Indirect Heated Furnaces In indirect heated furnaces the heat is transferred through some form of heat exchanger. This type of furnace may be used to provide a controlled environment for oxidizing or reducing, by introducing an artificial atmosphere independent of the combustion process. Since the heat transfer from the flame to the product is not as effective as with the direct fired furnace, it can be expected that the flue gas temperature will be higher, resulting in higher heat losses unless heat recovery is used. There are few special considerations for indirect fired furnaces which affect the heat balance calculations. If the controlled atmosphere is maintained inside the furnace, the heat input and output of the gas entering and leaving the furnace must be included in the heat balance. If heat is required for the preparation of the atmosphere, the energy required in the gas generator must be included as part of the total heat input to the furnace. Electrical energy used for refrigeration or other purposes in the gas generator must also be included.

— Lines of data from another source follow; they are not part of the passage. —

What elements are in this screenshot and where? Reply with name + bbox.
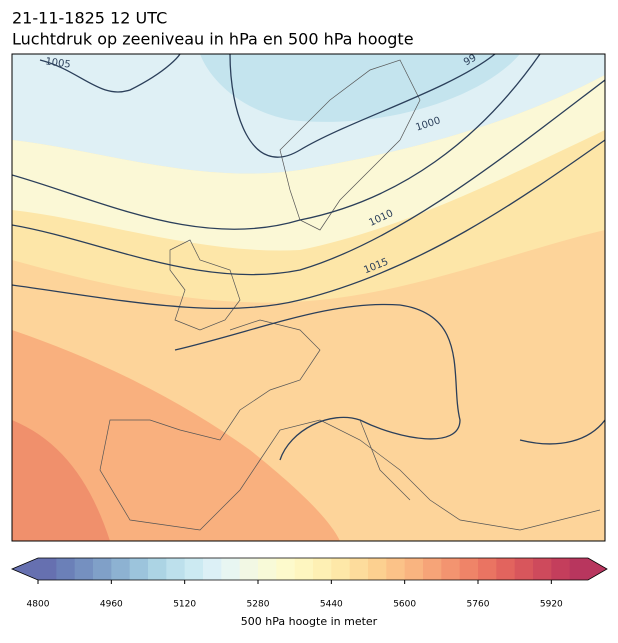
colorbar-swatch xyxy=(349,558,369,580)
colorbar-swatch xyxy=(478,558,497,580)
map: 1005 1000 1010 1015 99 xyxy=(12,54,605,541)
height-band xyxy=(200,54,520,122)
colorbar-swatch xyxy=(459,558,479,580)
colorbar-extend xyxy=(588,558,607,580)
colorbar-swatch xyxy=(203,558,222,580)
colorbar-extend xyxy=(12,558,38,580)
colorbar-swatch xyxy=(239,558,259,580)
colorbar-tick-label: 5280 xyxy=(247,600,270,610)
isobar xyxy=(12,139,605,310)
colorbar-swatch xyxy=(221,558,241,580)
colorbar-swatch xyxy=(184,558,204,580)
height-band xyxy=(12,330,340,541)
colorbar-swatch xyxy=(74,558,94,580)
colorbar-swatch xyxy=(569,558,589,580)
colorbar-swatch xyxy=(423,558,442,580)
isobar-label: 1005 xyxy=(45,56,72,70)
colorbar-tick-label: 4960 xyxy=(100,600,123,610)
colorbar-swatch xyxy=(331,558,351,580)
colorbar-swatch xyxy=(386,558,406,580)
height-band xyxy=(12,420,110,541)
colorbar-swatch xyxy=(38,558,57,580)
isobar xyxy=(174,303,461,461)
colorbar-swatch xyxy=(111,558,131,580)
colorbar-swatch xyxy=(404,558,424,580)
colorbar-swatch xyxy=(93,558,112,580)
colorbar-tick-label: 5440 xyxy=(320,600,343,610)
colorbar-tick-label: 5920 xyxy=(540,600,563,610)
isobar xyxy=(12,79,605,276)
colorbar-swatch xyxy=(294,558,314,580)
colorbar-swatch xyxy=(129,558,149,580)
colorbar-swatch xyxy=(441,558,461,580)
height-band xyxy=(12,75,605,251)
colorbar-swatch xyxy=(514,558,534,580)
isobar xyxy=(39,54,181,93)
isobar xyxy=(519,419,605,445)
colorbar-swatch xyxy=(148,558,167,580)
subtitle: Luchtdruk op zeeniveau in hPa en 500 hPa… xyxy=(12,30,414,49)
colorbar-label: 500 hPa hoogte in meter xyxy=(241,615,378,628)
colorbar: 4800 4960 5120 5280 5440 5600 5760 5920 xyxy=(10,557,608,610)
title: 21-11-1825 12 UTC xyxy=(12,9,167,28)
colorbar-tick-label: 5600 xyxy=(393,600,416,610)
colorbar-swatch xyxy=(496,558,516,580)
colorbar-swatch xyxy=(276,558,296,580)
colorbar-swatch xyxy=(313,558,332,580)
colorbar-swatch xyxy=(56,558,76,580)
isobar xyxy=(12,54,541,230)
colorbar-swatch xyxy=(258,558,277,580)
colorbar-swatch xyxy=(368,558,387,580)
colorbar-swatch xyxy=(551,558,571,580)
colorbar-swatch xyxy=(166,558,186,580)
coastline xyxy=(99,59,601,531)
colorbar-tick-label: 4800 xyxy=(27,600,50,610)
map-frame xyxy=(11,53,606,542)
colorbar-swatch xyxy=(533,558,552,580)
colorbar-tick-label: 5760 xyxy=(467,600,490,610)
colorbar-tick-label: 5120 xyxy=(173,600,196,610)
isobar xyxy=(229,54,496,158)
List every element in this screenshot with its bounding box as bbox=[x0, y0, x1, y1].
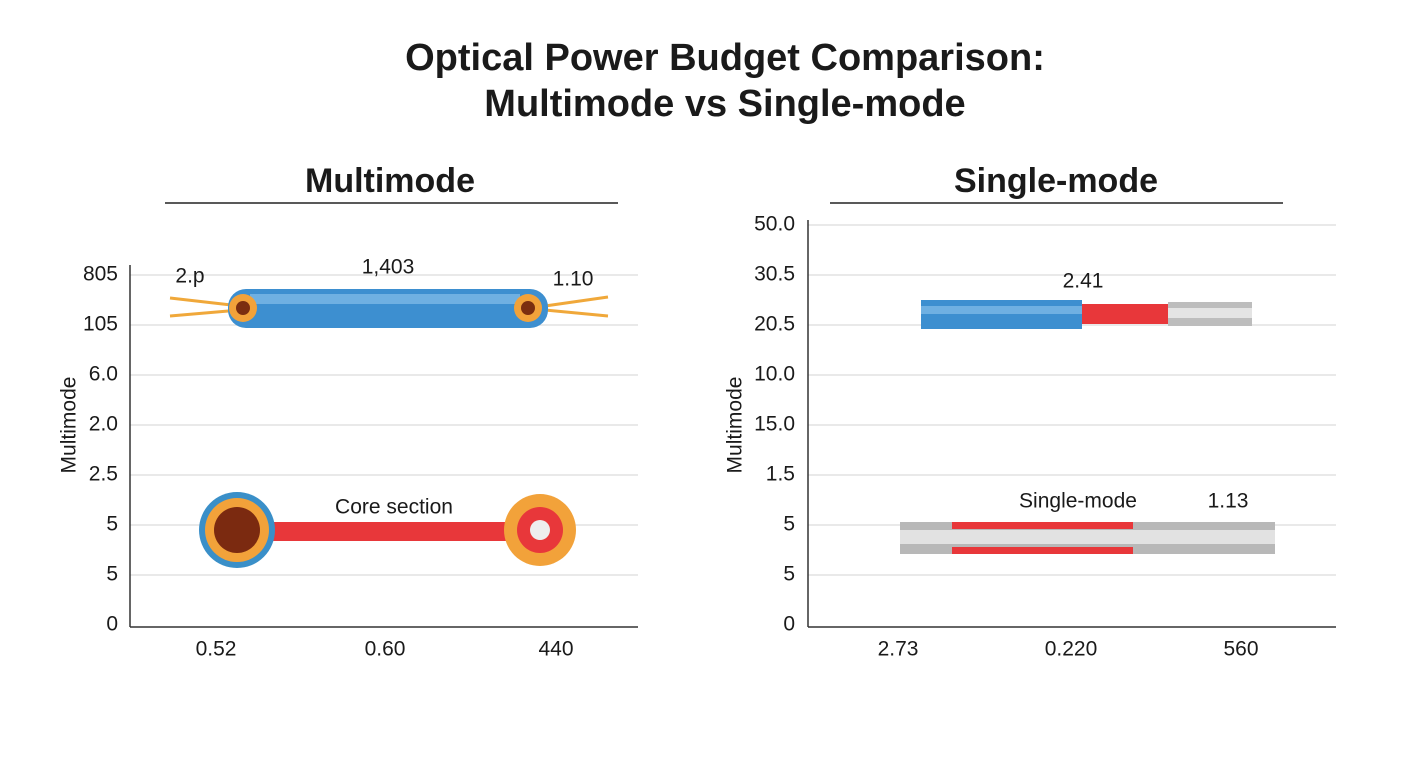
fiber-top bbox=[921, 300, 1252, 329]
y-tick-label: 15.0 bbox=[754, 413, 795, 436]
y-tick-label: 6.0 bbox=[89, 363, 118, 386]
connector-core bbox=[521, 301, 535, 315]
y-tick-label: 805 bbox=[83, 263, 118, 286]
title: Multimode vs Single-mode bbox=[484, 83, 965, 125]
y-axis-label: Multimode bbox=[58, 377, 81, 474]
highlight bbox=[921, 306, 1082, 314]
panel-heading: Multimode bbox=[305, 162, 475, 200]
y-tick-label: 30.5 bbox=[754, 263, 795, 286]
highlight bbox=[900, 530, 1275, 544]
panel-heading: Single-mode bbox=[954, 162, 1158, 200]
y-tick-label: 5 bbox=[783, 563, 795, 586]
highlight bbox=[250, 294, 520, 304]
y-tick-label: 50.0 bbox=[754, 213, 795, 236]
fiber-bottom bbox=[199, 492, 576, 568]
y-tick-label: 20.5 bbox=[754, 313, 795, 336]
stripe bbox=[952, 547, 1133, 554]
title: Optical Power Budget Comparison: bbox=[405, 37, 1045, 79]
annotation: 1.13 bbox=[1208, 490, 1249, 513]
segment bbox=[1082, 304, 1168, 324]
grid bbox=[808, 224, 1336, 576]
x-tick-label: 560 bbox=[1223, 638, 1258, 661]
y-tick-label: 5 bbox=[106, 513, 118, 536]
y-tick-label: 2.0 bbox=[89, 413, 118, 436]
annotation: Single-mode bbox=[1019, 490, 1137, 513]
y-tick-label: 0 bbox=[783, 613, 795, 636]
annotation: 2.41 bbox=[1063, 270, 1104, 293]
x-tick-label: 2.73 bbox=[878, 638, 919, 661]
x-tick-label: 440 bbox=[538, 638, 573, 661]
annotation: Core section bbox=[335, 496, 453, 519]
y-tick-label: 1.5 bbox=[766, 463, 795, 486]
annotation: 1,403 bbox=[362, 256, 415, 279]
y-tick-label: 5 bbox=[783, 513, 795, 536]
x-tick-label: 0.60 bbox=[365, 638, 406, 661]
end-core bbox=[530, 520, 550, 540]
stripe bbox=[952, 522, 1133, 529]
end-core bbox=[214, 507, 260, 553]
segment bbox=[921, 300, 1082, 329]
fiber-bottom bbox=[900, 522, 1275, 554]
highlight bbox=[1168, 308, 1252, 318]
x-tick-label: 0.52 bbox=[196, 638, 237, 661]
fiber-top bbox=[169, 289, 609, 328]
y-tick-label: 5 bbox=[106, 563, 118, 586]
annotation: 1.10 bbox=[553, 268, 594, 291]
annotation: 2.p bbox=[175, 265, 204, 288]
connector-core bbox=[236, 301, 250, 315]
whisker bbox=[169, 295, 609, 318]
core-bar bbox=[265, 522, 535, 541]
y-tick-label: 105 bbox=[83, 313, 118, 336]
y-tick-label: 0 bbox=[106, 613, 118, 636]
y-tick-label: 10.0 bbox=[754, 363, 795, 386]
x-tick-label: 0.220 bbox=[1045, 638, 1098, 661]
y-axis-label: Multimode bbox=[724, 377, 747, 474]
y-tick-label: 2.5 bbox=[89, 463, 118, 486]
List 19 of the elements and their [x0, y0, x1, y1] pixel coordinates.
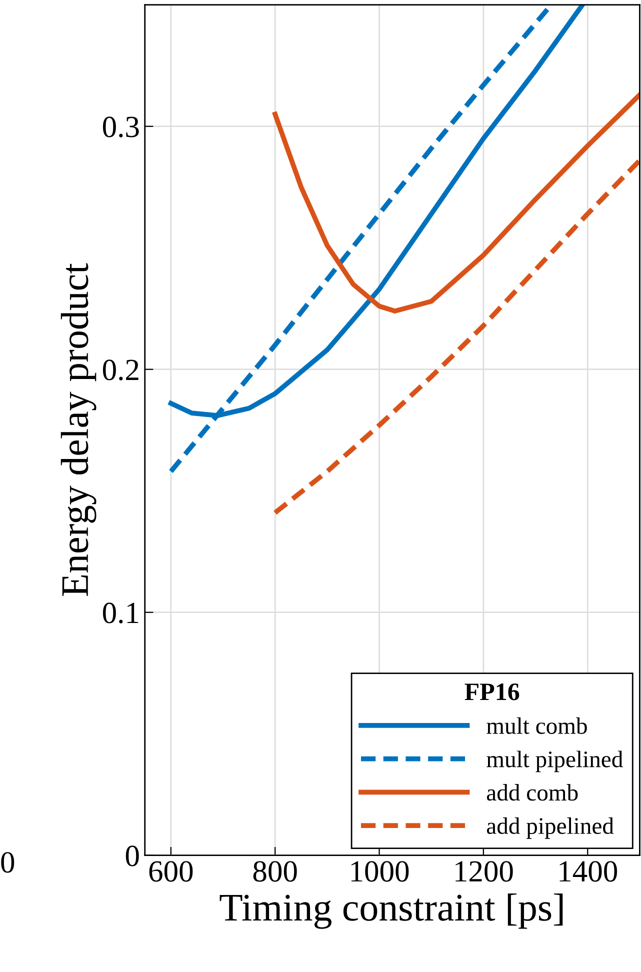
x-tick-label: 600: [149, 861, 193, 882]
x-tick-label: 800: [253, 861, 297, 882]
text: 0: [1, 852, 14, 873]
x-axis-title: Timing constraint [ps]: [220, 893, 563, 929]
y-axis-title: Energy delay product: [60, 263, 96, 596]
legend-label: mult pipelined: [486, 750, 623, 772]
x-tick-label: 1400: [560, 861, 618, 882]
x-tick-label: 1200: [456, 861, 513, 882]
legend-label: add comb: [486, 784, 578, 801]
y-tick-label: 0.2: [102, 360, 138, 380]
legend-label: add pipelined: [486, 817, 614, 839]
y-tick-label: 0: [126, 846, 139, 866]
legend-title: FP16: [464, 684, 520, 700]
legend-label: mult comb: [486, 717, 587, 734]
y-tick-label: 0.1: [102, 602, 138, 624]
y-tick-label: 0.3: [102, 116, 139, 138]
x-tick-label: 1000: [351, 861, 409, 882]
line-series: [272, 92, 640, 314]
line-series: [272, 158, 640, 516]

Dryers Dryers use heat to evaporate water or solvents from materials such as lumber, grain, ceramics, paints and carbon electrodes. The same principles of energy management described for furnaces also apply to dryers and much of the equipment is similar in concept. A major difference is in operating temperature, which is generally much lower than furnaces, as this avoids damage to the product. As a result the direct fired heaters must operate with very high percentage of excess air. This means that excess air cannot be reduced to achieve the energy savings. Indirect fired dryers can operate at normal values of excess air within the combustion chamber. With direct and indirect fired heaters there is a large amount of heat in exhausted air in the form of evaporated water or solvent. Often the solvents must be incinerated before discharge to the atmosphere by burning additional fuel in the dryer discharge and raising the temperature to about 900EC. Recovery of the heat in the dryer exhaust can be achieved by a heat exchanger which is used to preheat the incoming air for drying with indirect fired dryers or the combustion air for firing in the direct dryers.
Kilns There is no fundamental difference between furnaces and kilns from the energy management viewpoint. The ceramic and brick industries use stationary kilns. The rotary kilns are used by the cement and pulp industries. Some rotary kilns burn pulverized coal or refuse-derived fuel. The large heat input to the rotary kilns provides opportunities for the insulation of heat exchangers to recover flue gas heat.